Message from Jeremy: To all Tech IT Easy readers, who could obviously not necessarily remember the initial announcement, I have invited Fidji Simo to write about web strategies and provide you with insights on how to manage and develop small & medium businesses. Fidji’s mission statement is that there’s no mission statement: what matters most is to start nice conversations and have fun.
It will surprise nobody that, for the first article written by a woman on Tech IT Easy, I will speak about online shopping, and especially about how to find and compare products online.
The fact that search engines are becoming the entry gate for any search on the Internet gives them a competitive advantage with the growth in online shopping, as customers use them also as product search engines.
That is why a lot of shopping comparators are becoming click brokers: they invest a lot in Adwords to attract customers who start their product search on Google, and then display a lot of Adsense on their pages (just next to product flow) to convert the maximum of visitors into clickers. No major comparator can avoid it, as none of them have managed to create brand loyalty, not even Kelkoo which sees its organic traffic decreasing.
But this type of monetization tends to provide a bad user experience: traditional shopping comparators (or price comparators in this case) just do not manage to reinvent themselves.
The question to ask is: which service would you really like to use when you look for a product? What is still missing in the market?
I will focus on three major trends which will probably force the giants of product search / comparison to innovate at a higher rhythm: visual, social and mobile shopping.

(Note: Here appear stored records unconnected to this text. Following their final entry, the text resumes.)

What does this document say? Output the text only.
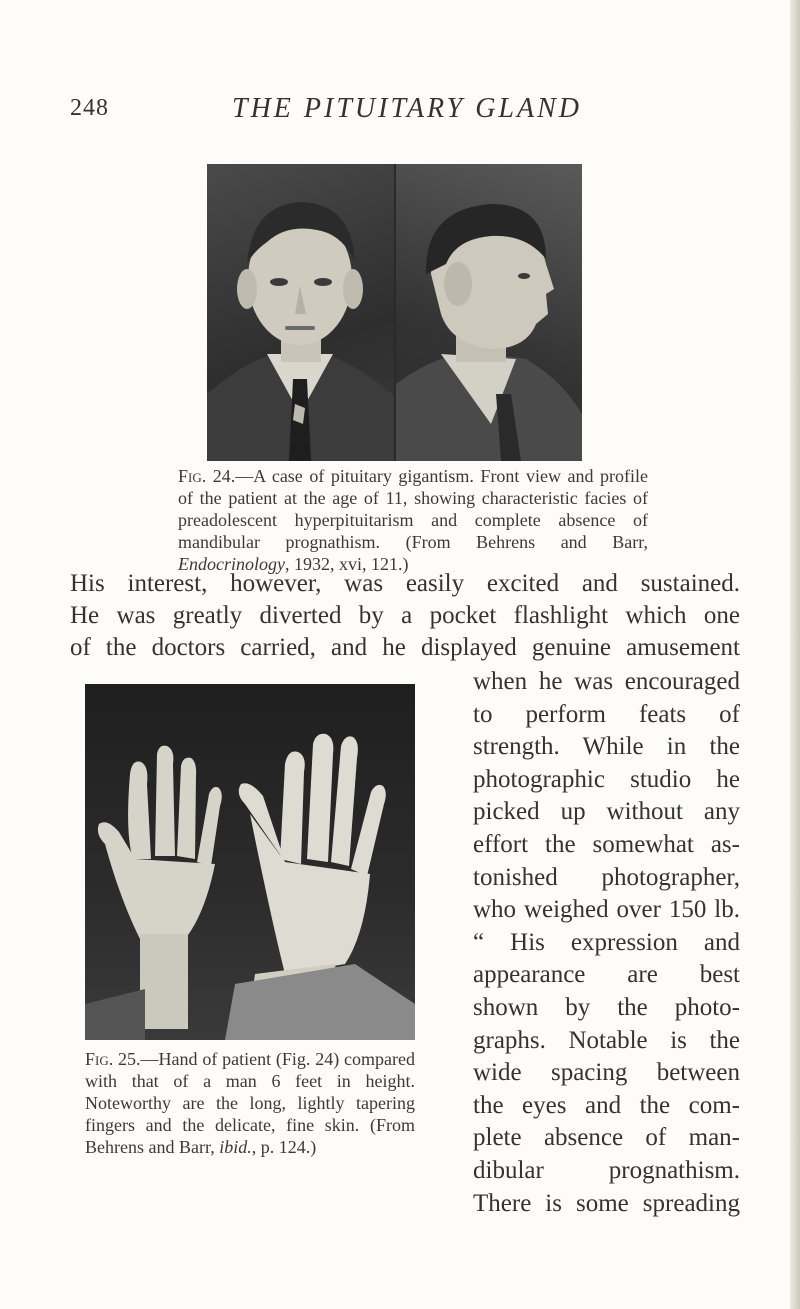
248	THE PITUITARY GLAND
Fig. 24.—A case of pituitary gigantism. Front view and profile of the patient at the age of 11, showing characteristic facies of preadolescent hyperpituitarism and complete absence of mandibular prognathism. (From Behrens and Barr, Endocrinology, 1932, xvi, 121.)
His interest, however, was easily excited and sustained.
He was greatly diverted by a pocket flashlight which one
of the doctors carried, and he displayed genuine amusement
Fig. 25.—Hand of patient (Fig. 24) compared with that of a man 6 feet in height. Noteworthy are the long, lightly tapering fingers and the delicate, fine skin. (From Behrens and Barr, ibid., p. 124.)
when he was encouraged
to perform feats of
strength. While in the
photographic studio he
picked up without any
effort the somewhat as-
tonished photographer,
who weighed over 150 lb.
“ His expression and
appearance are best
shown by the photo-
graphs. Notable is the
wide spacing between
the eyes and the com-
plete absence of man-
dibular prognathism.
There is some spreading
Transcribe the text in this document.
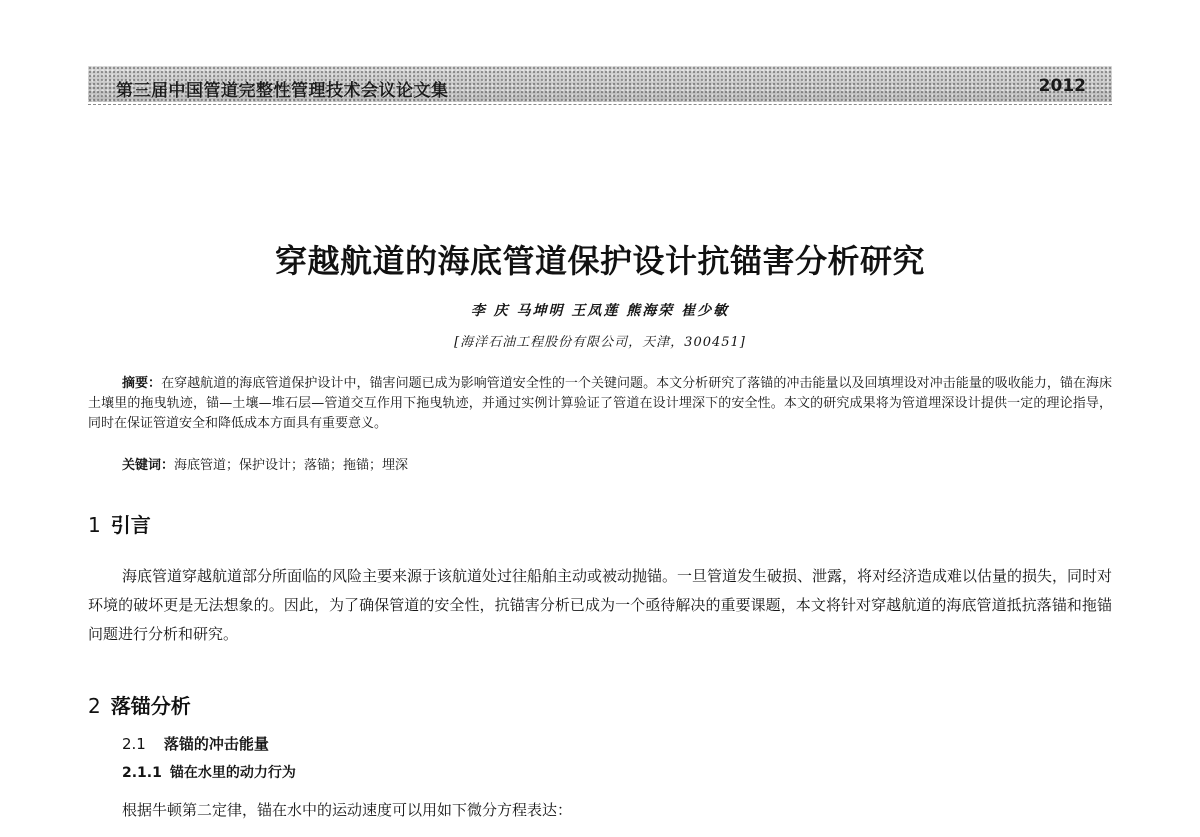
第三届中国管道完整性管理技术会议论文集	2012
穿越航道的海底管道保护设计抗锚害分析研究
李 庆 马坤明 王凤莲 熊海荣 崔少敏
[海洋石油工程股份有限公司，天津，300451]
摘要：在穿越航道的海底管道保护设计中，锚害问题已成为影响管道安全性的一个关键问题。本文分析研究了落锚的冲击能量以及回填埋设对冲击能量的吸收能力，锚在海床土壤里的拖曳轨迹，锚—土壤—堆石层—管道交互作用下拖曳轨迹，并通过实例计算验证了管道在设计埋深下的安全性。本文的研究成果将为管道埋深设计提供一定的理论指导，同时在保证管道安全和降低成本方面具有重要意义。
关键词：海底管道；保护设计；落锚；拖锚；埋深
1 引言
海底管道穿越航道部分所面临的风险主要来源于该航道处过往船舶主动或被动抛锚。一旦管道发生破损、泄露，将对经济造成难以估量的损失，同时对环境的破坏更是无法想象的。因此，为了确保管道的安全性，抗锚害分析已成为一个亟待解决的重要课题，本文将针对穿越航道的海底管道抵抗落锚和拖锚问题进行分析和研究。
2 落锚分析
2.1 落锚的冲击能量
2.1.1 锚在水里的动力行为
根据牛顿第二定律，锚在水中的运动速度可以用如下微分方程表达：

A few weeks ago, in the South of France, I saw a beautiful sofa with coloured pillows in the window of a closed shop. Nothing was there to indicate the brand of the sofa, so I just took a picture. I tried to search “sofa with coloured pillows” on Google and Shopping.com (an eBay company, so I show some loyalty!), and of course you can guess that I did not manage to find my sofa. But with Like.com (US product search engine) I would have found it immediately: indeed, you just have to upload your picture of a specific object and the picture is considered as a query. Then Like.com browses its database to help you find products with a similar graphic signature. And finally, here is my sofa! If you fall in love with Cameron Diaz’s purse (screenshot in this article) without knowing the designer, you can search for similar purses thanks to a picture of it.

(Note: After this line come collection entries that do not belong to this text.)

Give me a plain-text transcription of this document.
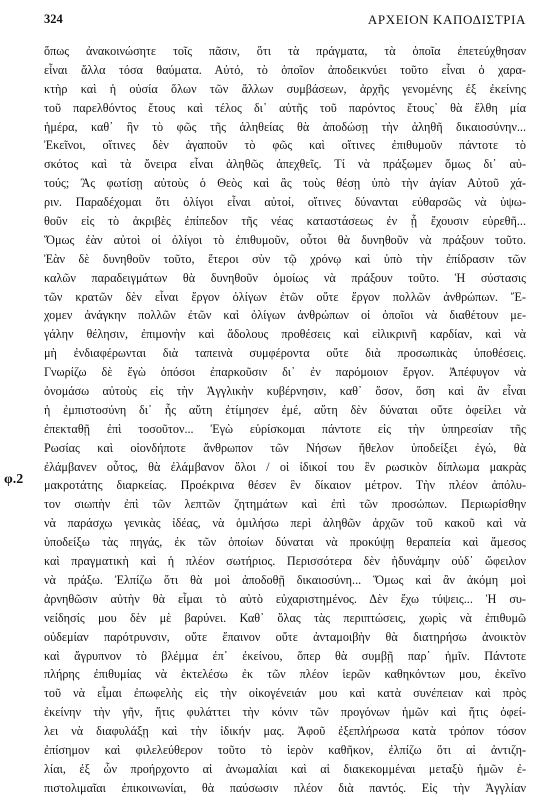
324	ΑΡΧΕΙΟΝ ΚΑΠΟΔΙΣΤΡΙΑ
φ.2
ὅπως ἀνακοινώσητε τοῖς πᾶσιν, ὅτι τὰ πράγματα, τὰ ὁποῖα ἐπετεύχθησαν
εἶναι ἄλλα τόσα θαύματα. Αὐτό, τὸ ὁποῖον ἀποδεικνύει τοῦτο εἶναι ὁ χαρα-
κτὴρ καὶ ἡ οὐσία ὅλων τῶν ἄλλων συμβάσεων, ἀρχῆς γενομένης ἐξ ἐκείνης
τοῦ παρελθόντος ἔτους καὶ τέλος δι᾽ αὐτῆς τοῦ παρόντος ἔτους᾽ θὰ ἔλθη μία
ἡμέρα, καθ᾽ ἣν τὸ φῶς τῆς ἀληθείας θὰ ἀποδώσῃ τὴν ἀληθῆ δικαιοσύνην...
Ἐκεῖνοι, οἵτινες δὲν ἀγαποῦν τὸ φῶς καὶ οἵτινες ἐπιθυμοῦν πάντοτε τὸ
σκότος καὶ τὰ ὄνειρα εἶναι ἀληθῶς ἀπεχθεῖς. Τί νὰ πράξωμεν ὅμως δι᾽ αὐ-
τούς; Ἂς φωτίσῃ αὐτοὺς ὁ Θεὸς καὶ ἂς τοὺς θέσῃ ὑπὸ τὴν ἁγίαν Αὐτοῦ χά-
ριν. Παραδέχομαι ὅτι ὀλίγοι εἶναι αὐτοί, οἵτινες δύνανται εὐθαρσῶς νὰ ὑψω-
θοῦν εἰς τὸ ἀκριβὲς ἐπίπεδον τῆς νέας καταστάσεως ἐν ᾗ ἔχουσιν εὑρεθῆ...
Ὅμως ἐὰν αὐτοὶ οἱ ὀλίγοι τὸ ἐπιθυμοῦν, οὗτοι θὰ δυνηθοῦν νὰ πράξουν τοῦτο.
Ἐὰν δὲ δυνηθοῦν τοῦτο, ἕτεροι σὺν τῷ χρόνῳ καὶ ὑπὸ τὴν ἐπίδρασιν τῶν
καλῶν παραδειγμάτων θὰ δυνηθοῦν ὁμοίως νὰ πράξουν τοῦτο. Ἡ σύστασις
τῶν κρατῶν δὲν εἶναι ἔργον ὀλίγων ἐτῶν οὔτε ἔργον πολλῶν ἀνθρώπων. Ἔ-
χομεν ἀνάγκην πολλῶν ἐτῶν καὶ ὀλίγων ἀνθρώπων οἱ ὁποῖοι νὰ διαθέτουν με-
γάλην θέλησιν, ἐπιμονὴν καὶ ἄδολους προθέσεις καὶ εἰλικρινῆ καρδίαν, καὶ νὰ
μὴ ἐνδιαφέρωνται διὰ ταπεινὰ συμφέροντα οὔτε διὰ προσωπικὰς ὑποθέσεις.
Γνωρίζω δὲ ἔγὼ ὁπόσοι ἐπαρκοῦσιν δι᾽ ἐν παρόμοιον ἔργον. Ἀπέφυγον νὰ
ὀνομάσω αὐτοὺς εἰς τὴν Ἀγγλικὴν κυβέρνησιν, καθ᾽ ὅσον, ὅση καὶ ἂν εἶναι
ἡ ἐμπιστοσύνη δι᾽ ἧς αὕτη ἐτίμησεν ἐμέ, αὕτη δὲν δύναται οὔτε ὀφείλει νὰ
ἐπεκταθῇ ἐπὶ τοσοῦτον... Ἐγὼ εὑρίσκομαι πάντοτε εἰς τὴν ὑπηρεσίαν τῆς
Ρωσίας καὶ οἱονδήποτε ἄνθρωπον τῶν Νήσων ἤθελον ὑποδείξει ἐγώ, θὰ
ἐλάμβανεν οὗτος, θὰ ἐλάμβανον ὅλοι / οἱ ἰδικοί του ἓν ρωσικὸν δίπλωμα μακρὰς
μακροτάτης διαρκείας. Προέκρινα θέσεν ἓν δίκαιον μέτρον. Τὴν πλέον ἀπόλυ-
τον σιωπὴν ἐπὶ τῶν λεπτῶν ζητημάτων καὶ ἐπὶ τῶν προσώπων. Περιωρίσθην
νὰ παράσχω γενικὰς ἰδέας, νὰ ὁμιλήσω περὶ ἀληθῶν ἀρχῶν τοῦ κακοῦ καὶ νὰ
ὑποδείξω τὰς πηγάς, ἐκ τῶν ὁποίων δύναται νὰ προκύψῃ θεραπεία καὶ ἄμεσος
καὶ πραγματικὴ καὶ ἡ πλέον σωτήριος. Περισσότερα δὲν ἠδυνάμην οὐδ᾽ ὤφειλον
νὰ πράξω. Ἐλπίζω ὅτι θὰ μοὶ ἀποδοθῇ δικαιοσύνη... Ὅμως καὶ ἂν ἀκόμη μοὶ
ἀρνηθῶσιν αὐτὴν θὰ εἶμαι τὸ αὐτὸ εὐχαριστημένος. Δὲν ἔχω τύψεις... Ἡ συ-
νείδησίς μου δὲν μὲ βαρύνει. Καθ᾽ ὅλας τὰς περιπτώσεις, χωρὶς νὰ ἐπιθυμῶ
οὐδεμίαν παρότρυνσιν, οὔτε ἔπαινον οὔτε ἀνταμοιβὴν θὰ διατηρήσω ἀνοικτὸν
καὶ ἄγρυπνον τὸ βλέμμα ἐπ᾽ ἐκείνου, ὅπερ θὰ συμβῇ παρ᾽ ἡμῖν. Πάντοτε
πλήρης ἐπιθυμίας νὰ ἐκτελέσω ἐκ τῶν πλέον ἱερῶν καθηκόντων μου, ἐκεῖνο
τοῦ νὰ εἶμαι ἐπωφελὴς εἰς τὴν οἰκογένειάν μου καὶ κατὰ συνέπειαν καὶ πρὸς
ἐκείνην τὴν γῆν, ἥτις φυλάττει τὴν κόνιν τῶν προγόνων ἡμῶν καὶ ἥτις ὀφεί-
λει νὰ διαφυλάξῃ καὶ τὴν ἰδικήν μας. Ἀφοῦ ἐξεπλήρωσα κατὰ τρόπον τόσον
ἐπίσημον καὶ φιλελεύθερον τοῦτο τὸ ἱερὸν καθῆκον, ἐλπίζω ὅτι αἱ ἀντιζη-
λίαι, ἐξ ὧν προήρχοντο αἱ ἀνωμαλίαι καὶ αἱ διακεκομμέναι μεταξὺ ἡμῶν ἐ-
πιστολιμαῖαι ἐπικοινωνίαι, θὰ παύσωσιν πλέον διὰ παντός. Εἰς τὴν Ἀγγλίαν
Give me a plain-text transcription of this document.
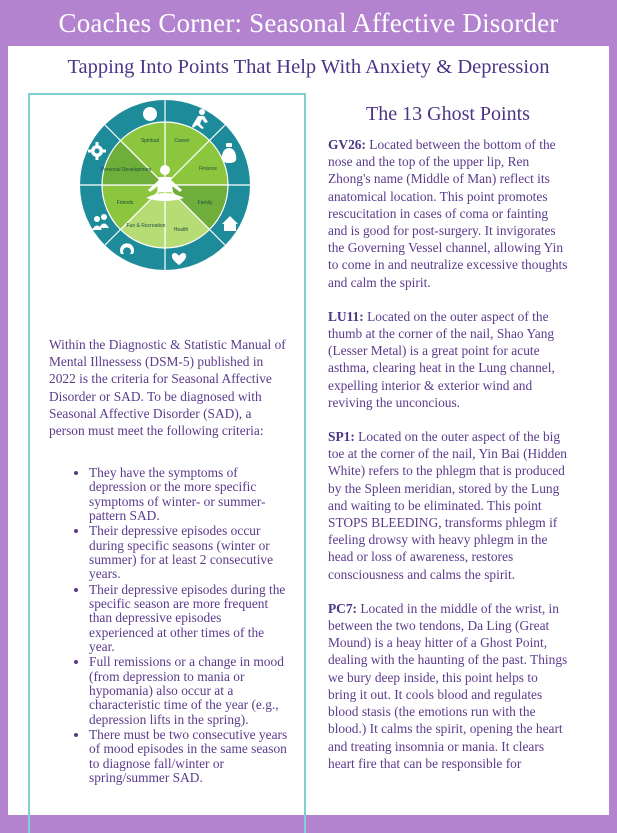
Coaches Corner: Seasonal Affective Disorder
Tapping Into Points That Help With Anxiety & Depression
Spiritual	Career
Finance
Family
Health
Fun & Recreation
Friends
Personal Development

Within the Diagnostic & Statistic Manual of Mental Illnessess (DSM-5) published in 2022 is the criteria for Seasonal Affective Disorder or SAD. To be diagnosed with Seasonal Affective Disorder (SAD), a person must meet the following criteria:

• They have the symptoms of depression or the more specific symptoms of winter- or summer-pattern SAD.
• Their depressive episodes occur during specific seasons (winter or summer) for at least 2 consecutive years.
• Their depressive episodes during the specific season are more frequent than depressive episodes experienced at other times of the year.
• Full remissions or a change in mood (from depression to mania or hypomania) also occur at a characteristic time of the year (e.g., depression lifts in the spring).
• There must be two consecutive years of mood episodes in the same season to diagnose fall/winter or spring/summer SAD.
The 13 Ghost Points

GV26: Located between the bottom of the nose and the top of the upper lip, Ren Zhong's name (Middle of Man) reflect its anatomical location. This point promotes rescucitation in cases of coma or fainting and is good for post-surgery. It invigorates the Governing Vessel channel, allowing Yin to come in and neutralize excessive thoughts and calm the spirit.

LU11: Located on the outer aspect of the thumb at the corner of the nail, Shao Yang (Lesser Metal) is a great point for acute asthma, clearing heat in the Lung channel, expelling interior & exterior wind and reviving the unconcious.

SP1: Located on the outer aspect of the big toe at the corner of the nail, Yin Bai (Hidden White) refers to the phlegm that is produced by the Spleen meridian, stored by the Lung and waiting to be eliminated. This point STOPS BLEEDING, transforms phlegm if feeling drowsy with heavy phlegm in the head or loss of awareness, restores consciousness and calms the spirit.

PC7: Located in the middle of the wrist, in between the two tendons, Da Ling (Great Mound) is a heay hitter of a Ghost Point, dealing with the haunting of the past. Things we bury deep inside, this point helps to bring it out. It cools blood and regulates blood stasis (the emotions run with the blood.) It calms the spirit, opening the heart and treating insomnia or mania. It clears heart fire that can be responsible for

Visual shopping is expected to boom in the years to come: in France, Shopoon (PPR group) is planning to launch a visual application based on LTU technology.
But you do not always run into a beautiful sofa; sometimes, the best way to find an amazing product is to have a friend recommending one. This is the trend of social shopping. It has started in France with Ciao! including customers’ advice on products, but new models tend to leverage even more the influence of other customers / friends. But the problem with models like Zlio (you create your own shop to sell your products, essentially to friends) or Xinek (you get a commission when a friend buy a product you have recommended) is that they erase the basement of social shopping: basically, you rely on friends or other customers because they have no interest in selling a special product, which is exactly not the case in those models! So I think that the future on social shopping will be based on websites ranking products according to customers’ satisfaction (Vozavi) and specs (Looneo) or on crawlers aggregating all the available content of a product (Wikio Shopping, if they improve their crawler).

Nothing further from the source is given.